It's been a rough week for getting going on reading a new book. I've stopped and started three, maybe four, over the last several days. The common denominator: anticommunism of one variety or another. I was in the mood for non-fiction after quite a lengthy run of novels. I'd forgotten that, while it's often, maybe usually, there in fiction as well, albeit generally less explicit, there's a very high chance of an upfront, clearly articulated anticommunist credo marring any given book of history, science, sociology, anthropology, pretty much any other topic to which I might turn in a periodic quest for learning.
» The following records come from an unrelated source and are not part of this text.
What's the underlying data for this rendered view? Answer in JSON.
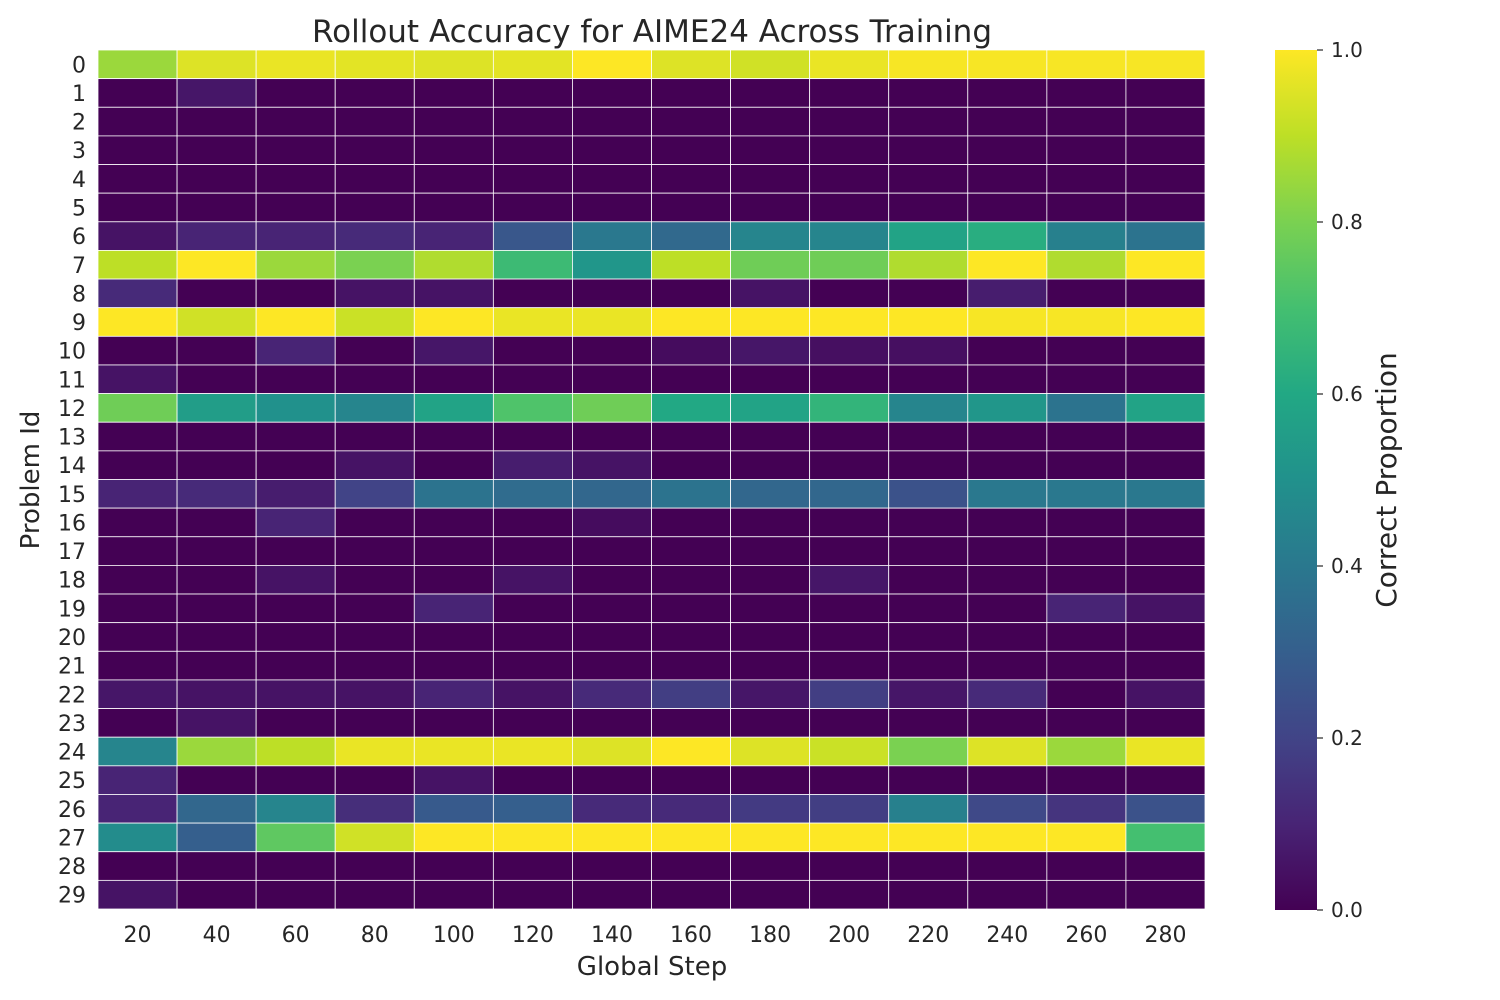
{
  "chart_data": {
    "type": "heatmap",
    "title": "Rollout Accuracy for AIME24 Across Training",
    "xlabel": "Global Step",
    "ylabel": "Problem Id",
    "colorbar_label": "Correct Proportion",
    "colormap": "viridis",
    "vmin": 0.0,
    "vmax": 1.0,
    "colorbar_ticks": [
      "0.0",
      "0.2",
      "0.4",
      "0.6",
      "0.8",
      "1.0"
    ],
    "x": [
      "20",
      "40",
      "60",
      "80",
      "100",
      "120",
      "140",
      "160",
      "180",
      "200",
      "220",
      "240",
      "260",
      "280"
    ],
    "y": [
      "0",
      "1",
      "2",
      "3",
      "4",
      "5",
      "6",
      "7",
      "8",
      "9",
      "10",
      "11",
      "12",
      "13",
      "14",
      "15",
      "16",
      "17",
      "18",
      "19",
      "20",
      "21",
      "22",
      "23",
      "24",
      "25",
      "26",
      "27",
      "28",
      "29"
    ],
    "values": [
      [
        0.85,
        0.95,
        0.97,
        0.96,
        0.95,
        0.96,
        1.0,
        0.95,
        0.93,
        0.97,
        0.99,
        0.99,
        0.99,
        0.99
      ],
      [
        0.0,
        0.06,
        0.0,
        0.0,
        0.0,
        0.0,
        0.0,
        0.0,
        0.0,
        0.0,
        0.0,
        0.0,
        0.0,
        0.0
      ],
      [
        0.0,
        0.0,
        0.0,
        0.0,
        0.0,
        0.0,
        0.0,
        0.0,
        0.0,
        0.0,
        0.0,
        0.0,
        0.0,
        0.0
      ],
      [
        0.0,
        0.0,
        0.0,
        0.0,
        0.0,
        0.0,
        0.0,
        0.0,
        0.0,
        0.0,
        0.0,
        0.0,
        0.0,
        0.0
      ],
      [
        0.0,
        0.0,
        0.0,
        0.0,
        0.0,
        0.0,
        0.0,
        0.0,
        0.0,
        0.0,
        0.0,
        0.0,
        0.0,
        0.0
      ],
      [
        0.0,
        0.0,
        0.0,
        0.0,
        0.0,
        0.0,
        0.0,
        0.0,
        0.0,
        0.0,
        0.0,
        0.0,
        0.0,
        0.0
      ],
      [
        0.05,
        0.1,
        0.1,
        0.12,
        0.1,
        0.27,
        0.4,
        0.34,
        0.45,
        0.45,
        0.58,
        0.62,
        0.43,
        0.38
      ],
      [
        0.9,
        1.0,
        0.85,
        0.8,
        0.88,
        0.68,
        0.52,
        0.9,
        0.78,
        0.78,
        0.88,
        1.0,
        0.88,
        1.0
      ],
      [
        0.12,
        0.0,
        0.0,
        0.05,
        0.05,
        0.0,
        0.0,
        0.0,
        0.05,
        0.0,
        0.0,
        0.08,
        0.0,
        0.0
      ],
      [
        1.0,
        0.93,
        1.0,
        0.92,
        1.0,
        0.97,
        0.97,
        1.0,
        1.0,
        1.0,
        1.0,
        0.99,
        0.99,
        1.0
      ],
      [
        0.0,
        0.0,
        0.1,
        0.0,
        0.06,
        0.0,
        0.0,
        0.03,
        0.06,
        0.04,
        0.04,
        0.0,
        0.0,
        0.0
      ],
      [
        0.05,
        0.0,
        0.0,
        0.0,
        0.0,
        0.0,
        0.0,
        0.0,
        0.0,
        0.0,
        0.0,
        0.0,
        0.0,
        0.0
      ],
      [
        0.78,
        0.55,
        0.5,
        0.45,
        0.58,
        0.72,
        0.78,
        0.6,
        0.58,
        0.65,
        0.45,
        0.52,
        0.38,
        0.58
      ],
      [
        0.0,
        0.0,
        0.0,
        0.0,
        0.0,
        0.0,
        0.0,
        0.0,
        0.0,
        0.0,
        0.0,
        0.0,
        0.0,
        0.0
      ],
      [
        0.0,
        0.0,
        0.0,
        0.05,
        0.0,
        0.08,
        0.05,
        0.0,
        0.0,
        0.0,
        0.0,
        0.0,
        0.0,
        0.0
      ],
      [
        0.1,
        0.12,
        0.08,
        0.2,
        0.38,
        0.35,
        0.33,
        0.38,
        0.33,
        0.33,
        0.25,
        0.4,
        0.4,
        0.4
      ],
      [
        0.0,
        0.0,
        0.1,
        0.0,
        0.0,
        0.0,
        0.03,
        0.0,
        0.0,
        0.0,
        0.0,
        0.0,
        0.0,
        0.0
      ],
      [
        0.0,
        0.0,
        0.0,
        0.0,
        0.0,
        0.0,
        0.0,
        0.0,
        0.0,
        0.0,
        0.0,
        0.0,
        0.0,
        0.0
      ],
      [
        0.0,
        0.0,
        0.05,
        0.0,
        0.0,
        0.05,
        0.0,
        0.0,
        0.0,
        0.06,
        0.0,
        0.0,
        0.0,
        0.0
      ],
      [
        0.0,
        0.0,
        0.0,
        0.0,
        0.1,
        0.0,
        0.0,
        0.0,
        0.0,
        0.0,
        0.0,
        0.0,
        0.1,
        0.05
      ],
      [
        0.0,
        0.0,
        0.0,
        0.0,
        0.0,
        0.0,
        0.0,
        0.0,
        0.0,
        0.0,
        0.0,
        0.0,
        0.0,
        0.0
      ],
      [
        0.0,
        0.0,
        0.0,
        0.0,
        0.0,
        0.0,
        0.0,
        0.0,
        0.0,
        0.0,
        0.0,
        0.0,
        0.0,
        0.0
      ],
      [
        0.06,
        0.05,
        0.05,
        0.05,
        0.1,
        0.05,
        0.12,
        0.18,
        0.06,
        0.18,
        0.06,
        0.12,
        0.0,
        0.05
      ],
      [
        0.0,
        0.05,
        0.0,
        0.0,
        0.0,
        0.0,
        0.0,
        0.0,
        0.0,
        0.0,
        0.0,
        0.0,
        0.0,
        0.0
      ],
      [
        0.45,
        0.85,
        0.9,
        0.97,
        0.97,
        0.97,
        0.95,
        1.0,
        0.95,
        0.92,
        0.8,
        0.95,
        0.85,
        0.97
      ],
      [
        0.1,
        0.0,
        0.0,
        0.0,
        0.05,
        0.0,
        0.0,
        0.0,
        0.0,
        0.0,
        0.0,
        0.0,
        0.0,
        0.0
      ],
      [
        0.1,
        0.33,
        0.45,
        0.13,
        0.28,
        0.3,
        0.12,
        0.12,
        0.17,
        0.18,
        0.43,
        0.22,
        0.15,
        0.25
      ],
      [
        0.48,
        0.3,
        0.75,
        0.93,
        1.0,
        1.0,
        1.0,
        1.0,
        1.0,
        1.0,
        1.0,
        1.0,
        1.0,
        0.7
      ],
      [
        0.0,
        0.0,
        0.0,
        0.0,
        0.0,
        0.0,
        0.0,
        0.0,
        0.0,
        0.0,
        0.0,
        0.0,
        0.0,
        0.0
      ],
      [
        0.05,
        0.0,
        0.0,
        0.0,
        0.0,
        0.0,
        0.0,
        0.0,
        0.0,
        0.0,
        0.0,
        0.0,
        0.0,
        0.0
      ]
    ]
  }
}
I haven't been sleeping well and my fatigue prevents me from a long rant with all the specifics, which is probably just as well. I'll just note that I came up against repeated gratuitous references to "communist dictatorships," "Stalinism" and the like by "progressive," that is, anticommunist liberal writers, references that use that bogey-word as a shorthand to dismiss all the efforts and accomplishments over 70-plus years by the peoples of Eastern Europe and in particular the Soviet Union--efforts and accomplishments that include one that the rest of us should be down on our knees every day thanking them for. Which is the defeat of fascism, at the cost of some 20 million military and civilian Soviet lives. That incredible, magnificent accomplishment, that unbelievable sacrifice, that signal contribution to human progress--this is what is dismissed and derided with all these offhand, shorthand, tossed-off, we-may-have-complaints-about-bourgeois-democracy-but-we're-all-agreed-that-communism-is-the-true-evil uses of the all-purpose, dishonest epithet "Stalinism."
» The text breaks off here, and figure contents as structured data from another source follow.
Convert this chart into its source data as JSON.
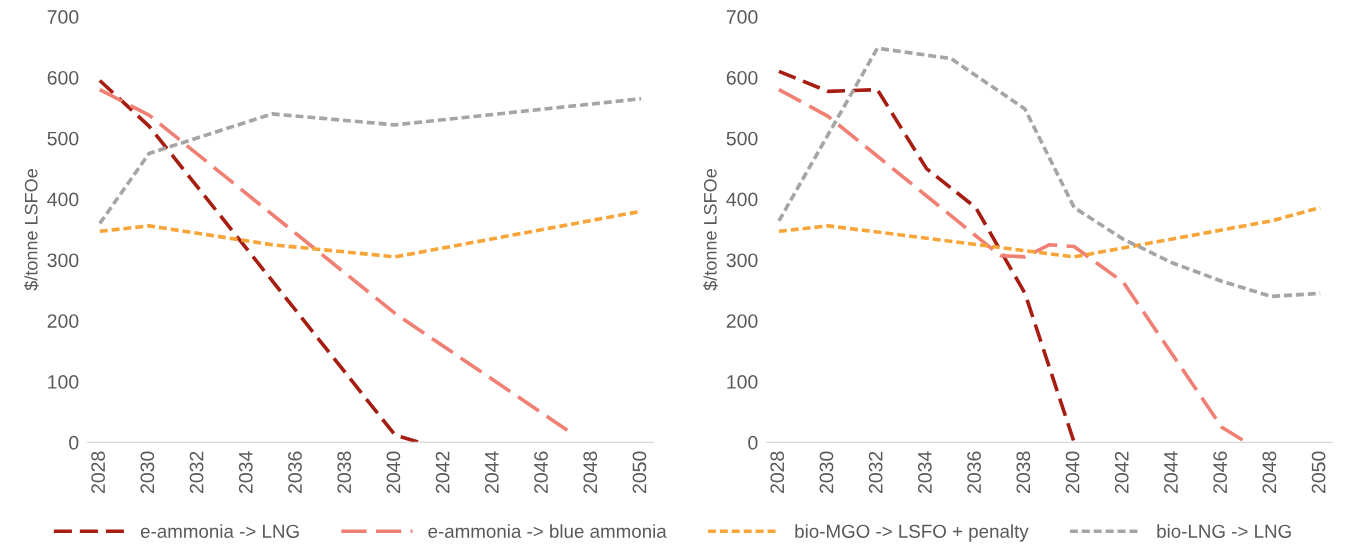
{
  "chart_data": [
    {
      "type": "line",
      "ylabel": "$/tonne LSFOe",
      "xlim": [
        2027.5,
        2050.5
      ],
      "xticks": [
        2028,
        2030,
        2032,
        2034,
        2036,
        2038,
        2040,
        2042,
        2044,
        2046,
        2048,
        2050
      ],
      "ylim": [
        0,
        700
      ],
      "yticks": [
        0,
        100,
        200,
        300,
        400,
        500,
        600,
        700
      ],
      "grid": false,
      "legend": "bottom",
      "line_style": "dashed",
      "marker": "none",
      "series": [
        {
          "name": "e-ammonia -> LNG",
          "color": "#a61d12",
          "x": [
            2028,
            2030,
            2040,
            2041
          ],
          "values": [
            595,
            520,
            12,
            0
          ]
        },
        {
          "name": "e-ammonia -> blue ammonia",
          "color": "#f08074",
          "x": [
            2028,
            2030,
            2040,
            2047
          ],
          "values": [
            580,
            538,
            212,
            20
          ]
        },
        {
          "name": "bio-MGO -> LSFO + penalty",
          "color": "#f7a538",
          "x": [
            2028,
            2030,
            2035,
            2040,
            2050
          ],
          "values": [
            347,
            356,
            325,
            305,
            380
          ]
        },
        {
          "name": "bio-LNG -> LNG",
          "color": "#a5a5a5",
          "x": [
            2028,
            2030,
            2035,
            2040,
            2050
          ],
          "values": [
            360,
            475,
            540,
            522,
            565
          ]
        }
      ]
    },
    {
      "type": "line",
      "ylabel": "$/tonne LSFOe",
      "xlim": [
        2027.5,
        2050.5
      ],
      "xticks": [
        2028,
        2030,
        2032,
        2034,
        2036,
        2038,
        2040,
        2042,
        2044,
        2046,
        2048,
        2050
      ],
      "ylim": [
        0,
        700
      ],
      "yticks": [
        0,
        100,
        200,
        300,
        400,
        500,
        600,
        700
      ],
      "grid": false,
      "line_style": "dashed",
      "marker": "none",
      "series": [
        {
          "color": "#a61d12",
          "x": [
            2028,
            2030,
            2032,
            2034,
            2036,
            2038,
            2040
          ],
          "values": [
            610,
            577,
            580,
            450,
            386,
            245,
            0
          ]
        },
        {
          "color": "#f08074",
          "x": [
            2028,
            2030,
            2037,
            2038,
            2039,
            2040,
            2042,
            2046,
            2047
          ],
          "values": [
            580,
            536,
            307,
            305,
            325,
            322,
            263,
            25,
            0
          ]
        },
        {
          "color": "#f7a538",
          "x": [
            2028,
            2030,
            2040,
            2048,
            2050
          ],
          "values": [
            347,
            356,
            305,
            364,
            386
          ]
        },
        {
          "color": "#a5a5a5",
          "x": [
            2028,
            2032,
            2035,
            2038,
            2040,
            2042,
            2044,
            2046,
            2048,
            2050
          ],
          "values": [
            364,
            648,
            631,
            548,
            386,
            334,
            295,
            265,
            240,
            245
          ]
        }
      ]
    }
  ]
}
It may be that I'm too touchy. Maybe I ought to soldier on, let any given book have its say, try to ignore its declaration of anticommunism or antipathy to some specific socialist country. Usually I try, but the effort only lasts another page or two. Partly it's a gut thing. I'm just sickened and offended, and can't seem to get past it, can't forgive the writer for her/his assault on my partisan sensibilities. It's also a bit more reasoned, I think. Sure, it's fair to assume that most books written and published in this country--certainly most books reviewed and promoted which are after all most books I hear about--are products of bourgeois consciousness. Most are based on the whole gamut of perceptions, assumptions and ideology that are inculcated in everyone living under capitalism. OK, that's one thing. A book whose writer feels it incumbent upon him/herself to declare his/her anticommunism in the early pages takes it a step further. Don't worry, we are told as we begin to read, for of course these are always books that have been hyped as, yes, "progressive." Don't worry, we may have some criticisms, some points to make about this country, this system, its flaws, its shortcomings, we may have some ideas that deviate slightly from the dominant discourse, but we know full well that this is the best system, that it's simply not living up to its potential, don't worry, it isn't as if we're advocating for that other system, good lordy no, don't misunderstand us, we're not communists! The communists were really bad! Reading this kind of proclamation, in nearly so many words early on in what is supposed to be some radical new analysis of this or that, I'm convinced that the writer's theories and proposals are not merely bourgeois-reformist but, because they rest so firmly on so forthright an anticommunist foundation, are necessarily flimsy, shoddy, unworthy. Diversions. Diversions from the real work that's needed, to fight for real change. So I see no point in reading on.
By the way, this week I also had the unlovely experience of picking up a memoir by a supposedly committed communist from one of the former workers' states and not 20 pages in came upon an attack on Mao and the Chinese Revolution. Oy vey. Couldn't find in it me to push onward with this one either.
Am I a Stalinist? Or a Maoist? Whatever either of those labels means at this point? No, I don't identify as either. But I am a defender of every nation that has tried, is trying, or will try to overturn capitalism and build a society of equality and justice. I am an ally of all the billions of downtrodden workers and peasants who have fought or will fight for a better way. It is those billions--it is in other words our class--who are derided and insulted by the anticommunism, in whatever guise it takes, of liberal bourgeois writers and commentators.